I consider this trope to be incredibly lazy, to the point where it’s use can sour my opinion of a writer I deemed brilliant up until the point they decided to use it. To me, it suggests a lack of imagination, specifically in how to use and write women and their relationships to men.

Shayla’s entire purpose in the show was to be raped, abused, and murdered, all to motivate Elliot’s plot. She could have been not included in the show at all, and it actually would have been better.

What I think would have been a much better story for Shayla is if she got herself a job, worked her way out of that apartment complex, and eventually out of Elliot’s life… maybe they break up because she finds out what Elliot’s doing and doesn’t like it… or something.

What the use of this trope in the show tells me is that the writer (Sam Esmail is the creator, and is credited as the writer for the vast majority of the episodes) doesn’t know how to motivate a male character without sacrificing a female character to that male character’s plot. For a show that many praise as “feminist”, I can’t trust that Sam treated any of the other women characters he created for the show any better.

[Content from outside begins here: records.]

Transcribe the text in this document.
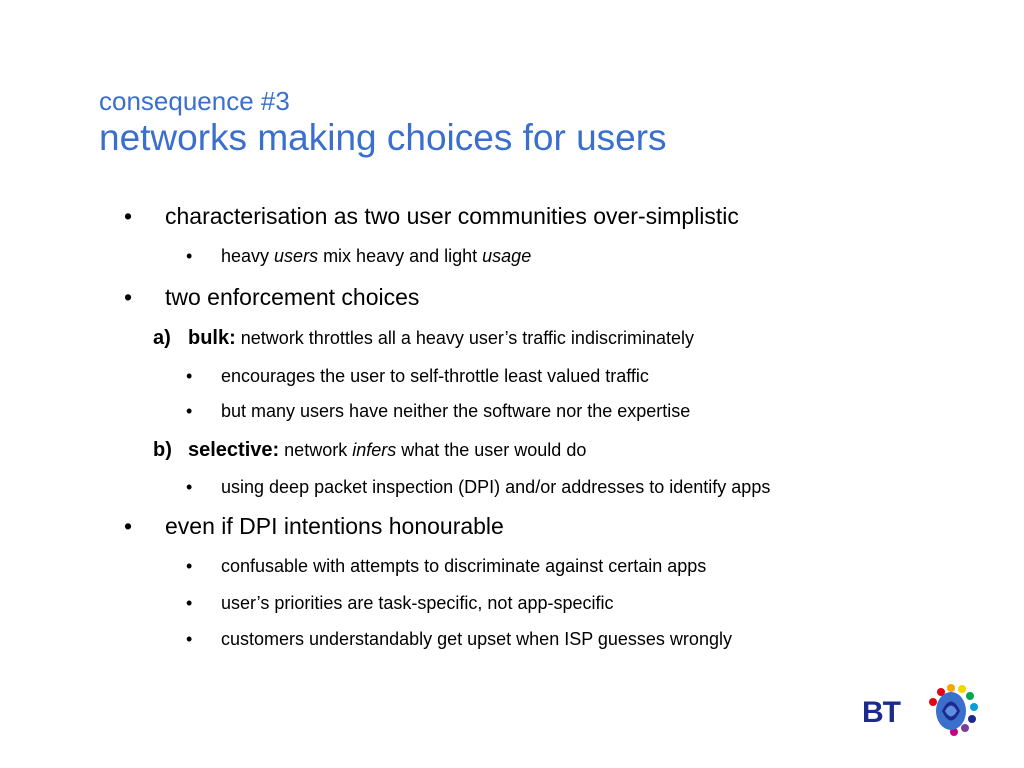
consequence #3
networks making choices for users
• characterisation as two user communities over-simplistic
• heavy users mix heavy and light usage
• two enforcement choices
a) bulk: network throttles all a heavy user’s traffic indiscriminately
• encourages the user to self-throttle least valued traffic
• but many users have neither the software nor the expertise
b) selective: network infers what the user would do
• using deep packet inspection (DPI) and/or addresses to identify apps
• even if DPI intentions honourable
• confusable with attempts to discriminate against certain apps
• user’s priorities are task-specific, not app-specific
• customers understandably get upset when ISP guesses wrongly
BT
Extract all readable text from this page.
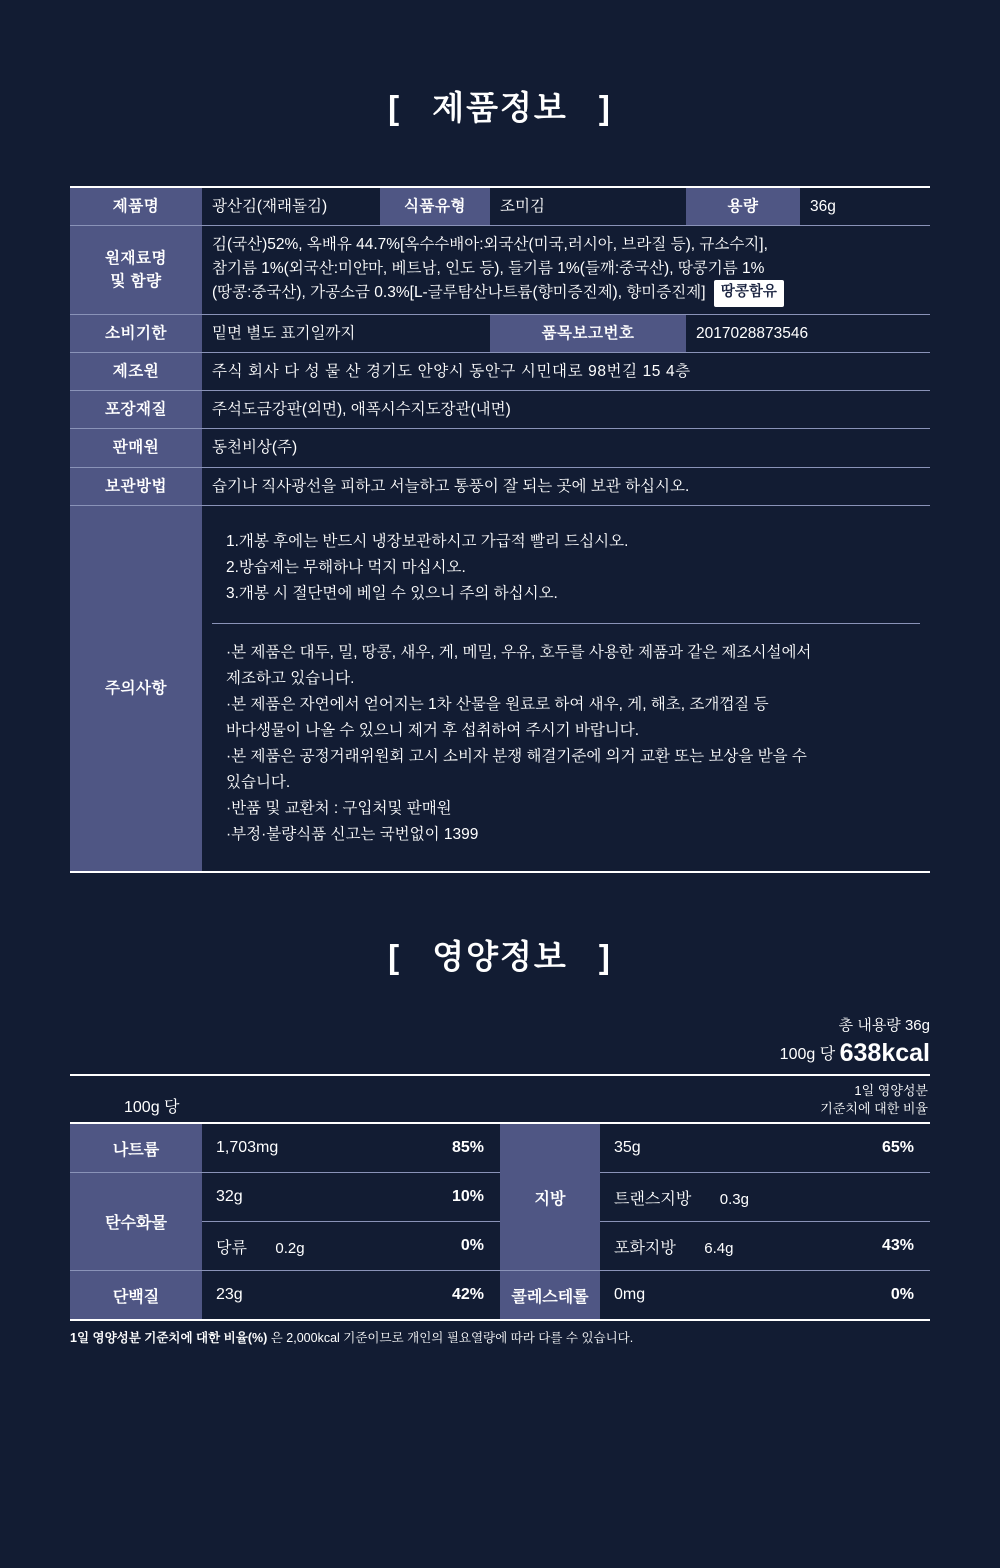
[ 제품정보 ]
제품명	광산김(재래돌김)	식품유형	조미김	용량	36g

원재료명
및 함량

김(국산)52%, 옥배유 44.7%[옥수수배아:외국산(미국,러시아, 브라질 등), 규소수지],
참기름 1%(외국산:미얀마, 베트남, 인도 등), 들기름 1%(들깨:중국산), 땅콩기름 1%
(땅콩:중국산), 가공소금 0.3%[L-글루탐산나트륨(향미증진제), 향미증진제] 땅콩함유

소비기한	밑면 별도 표기일까지		품목보고번호	2017028873546	
제조원	주식 회사 다 성 물 산 경기도 안양시 동안구 시민대로 98번길 15 4층				
포장재질	주석도금강판(외면), 애폭시수지도장관(내면)				
판매원	동천비상(주)				
보관방법	습기나 직사광선을 피하고 서늘하고 통풍이 잘 되는 곳에 보관 하십시오.				
주의사항	

1.개봉 후에는 반드시 냉장보관하시고 가급적 빨리 드십시오.

2.방습제는 무해하나 먹지 마십시오.

3.개봉 시 절단면에 베일 수 있으니 주의 하십시오.

·본 제품은 대두, 밀, 땅콩, 새우, 게, 메밀, 우유, 호두를 사용한 제품과 같은 제조시설에서

제조하고 있습니다.

·본 제품은 자연에서 얻어지는 1차 산물을 원료로 하여 새우, 게, 해초, 조개껍질 등

바다생물이 나올 수 있으니 제거 후 섭취하여 주시기 바랍니다.

·본 제품은 공정거래위원회 고시 소비자 분쟁 해결기준에 의거 교환 또는 보상을 받을 수

있습니다.

·반품 및 교환처 : 구입처및 판매원

·부정·불량식품 신고는 국번없이 1399

[ 영양정보 ]
총 내용량 36g
100g 당 638kcal
100g 당
1일 영양성분
기준치에 대한 비율
나트륨	1,703mg	85%	지방	35g	65%
탄수화물	32g	10%		트랜스지방 0.3g	
	당류 0.2g	0%		포화지방 6.4g	43%
단백질	23g	42%	콜레스테롤	0mg	0%
1일 영양성분 기준치에 대한 비율(%) 은 2,000kcal 기준이므로 개인의 필요열량에 따라 다를 수 있습니다.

It’s upsetting, too, because it’s an interesting show with an interesting premise, and the dedication to showing hacking and general coding in a realistic way is amazing. Honestly, I would prefer to recommend it to y’all, because it is otherwise a good show… just one I don’t think I’ll be seeing much more of…

Note to future writers: there’s nothing wrong with killing characters you create… even women. Just don’t do it to motivate a male character to move forward in their story. Because even in fiction, women should be more than that. Shayla, despite promise, wasn’t… and that’s a failure of the imagination of the writer.